Nazzareno Belfasti

Personal information
- Date of birth: 15 July 1993 (age 32)
- Place of birth: Scandiano, Italy
- Height: 1.83 m (6 ft 0 in)
- Position(s): Left-back

Team information
- Current team: Castellarano

Youth career
- Castellarano
- Modena
- 2010–2012: Juventus

Senior career*
- Years: Team / Apps / (Gls)
- 2012–2013: Juventus / 0 / (0)
- 2012–2013: → Modena (loan) / 0 / (0)
- 2013: → Gubbio (loan) / 11 / (1)
- 2013–2014: Pro Vercelli / 1 / (0)
- 2014: → Gubbio (loan) / 8 / (0)
- 2014–2018: Juventus / 0 / (0)
- 2014–2016: → FeralpiSalò (loan) / 23 / (0)
- 2016–2017: → Carrarese (loan) / 5 / (0)
- 2017–2018: → Pro Piacenza (loan) / 24 / (2)
- 2018–2019: Reggiana / 25 / (1)
- 2019–: Castellarano

International career
- 2011: Italy U18 / 1 / (0)
- 2011: Italy U19 / 2 / (0)

= Nazzareno Belfasti =

Italian footballer (born 1993)

Nazzareno Belfasti (born 15 July 1993) is an Italian footballer who plays as a defender for Polisportiva Castellarano Calcio.

==Club career==

===Modena===
Born in Scandiano, and grown up in Castellarano, both in the Province of Reggio-Emilia, Italy, Belfasti started his career at Serie B club Modena F.C. from the nearby province. Belfasti was the member of Primavera (the reserve) squad during the 2009–10 season; he was the member of Allievi under-17 team in 2008–09 season, in which he was the only born 1993 player of the team. Belfasti was promoted directly from Giovanissimi under-15 team in 2008. Belfasti received his first national call-up in December 2009, from Italy U19 team, which the age limit of that season was in fact born 1991. Despite Belfasti did not play, his already drawn attention from major clubs, which Juventus FC signed Belfasti in co-ownership deal in August 2010.

===Juventus===
On 12 August 2010 Belfasti was signed by Juventus FC in co-ownership deal, for €250,000 in 3-year contract, the maximum length a player under 18 could sign. Belfasti was the member of Juventus reserve for 2 seasons, which the co-ownership was renewed in June 2011. During his stay he received call-ups from Italy U18 team for training camps as well as a match against the senior national team. He made his U18 debut against Albania on 19 May 2010 and played twice in pre-season friendlies for Italy U19 team against Russia and France in August and September 2011. However, he did not receive any call-up to competitive matches in 2012 UEFA European Under-19 Football Championship qualification.

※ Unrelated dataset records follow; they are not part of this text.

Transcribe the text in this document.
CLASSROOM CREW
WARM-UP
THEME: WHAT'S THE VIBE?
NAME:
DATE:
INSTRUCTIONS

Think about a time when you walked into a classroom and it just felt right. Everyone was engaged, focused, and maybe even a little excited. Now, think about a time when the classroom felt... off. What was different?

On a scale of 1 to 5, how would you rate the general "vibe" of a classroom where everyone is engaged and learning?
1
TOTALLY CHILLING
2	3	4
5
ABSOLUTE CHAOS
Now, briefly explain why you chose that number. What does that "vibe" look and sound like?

The co-ownership of Belfasti was renewed again in June 2012 as well as signing a new 4-year contract; he also returned to Modena for 2012–13 Serie B on 2 July. Although the age limit of the reserve had lowered to under-19 in 2012–13 season, Belfasti was remained for the reserve of Modena as overage player. Belfasti was an unused bench for Modena in Serie B and in 2012–13 Coppa Italia in August 2012. On 17 January 2013 Belfasti was signed by Gubbio, where he made 11 starts in the third division.

On 20 June 2013 Juventus bought the remaining 50% registration rights from Modena; keeper Marco Costantino was sold to Modena as part of the deal. Despite the fee was not disclosed by Juventus, the residual contract value of Belfasti had instead from €98,000 on 30 June 2013 to €366,000 on 5 July, or an increase of €268,000, due to the purchase of the remain registration rights, the adjustment in accounting and a few days of amortization.

===Pro Vercelli===
On 5 July 2013 Belfasti, along with Giuseppe Ruggiero were joined Pro Vercelli in another co-ownership deal for €470,000 and €260,000 respectively, as part of the return of Elio De Silvestro to Juventus for €760,000.

On 10 January 2014 he returned to Gubbio in a temporary deal.

===Return to Juventus===
In August 2014 Juventus bought back Belfasti for €500,000 as well as sold Entonjo Elezaj to opposite direction also for €500,000. Belfasti signed a new 4-year contract.

====FeralpiSalò (loan)====
On 6 August 2014 Belfasti was signed by FeralpiSalò in a temporary deal. He injured his head during a match on 1 March 2015.

The loan deal was extended on 5 August 2015.

====Carrarese (loan)====
On 26 August 2016 Belfasti and Juventus team-mate Davide Massaro were signed by Lega Pro club Carrarese. Belfasti was assigned number 25 shirt of the first team.

===Castellarano===
On 14 August 2019, Belfasti signed with Polisportiva Castellarano Calcio.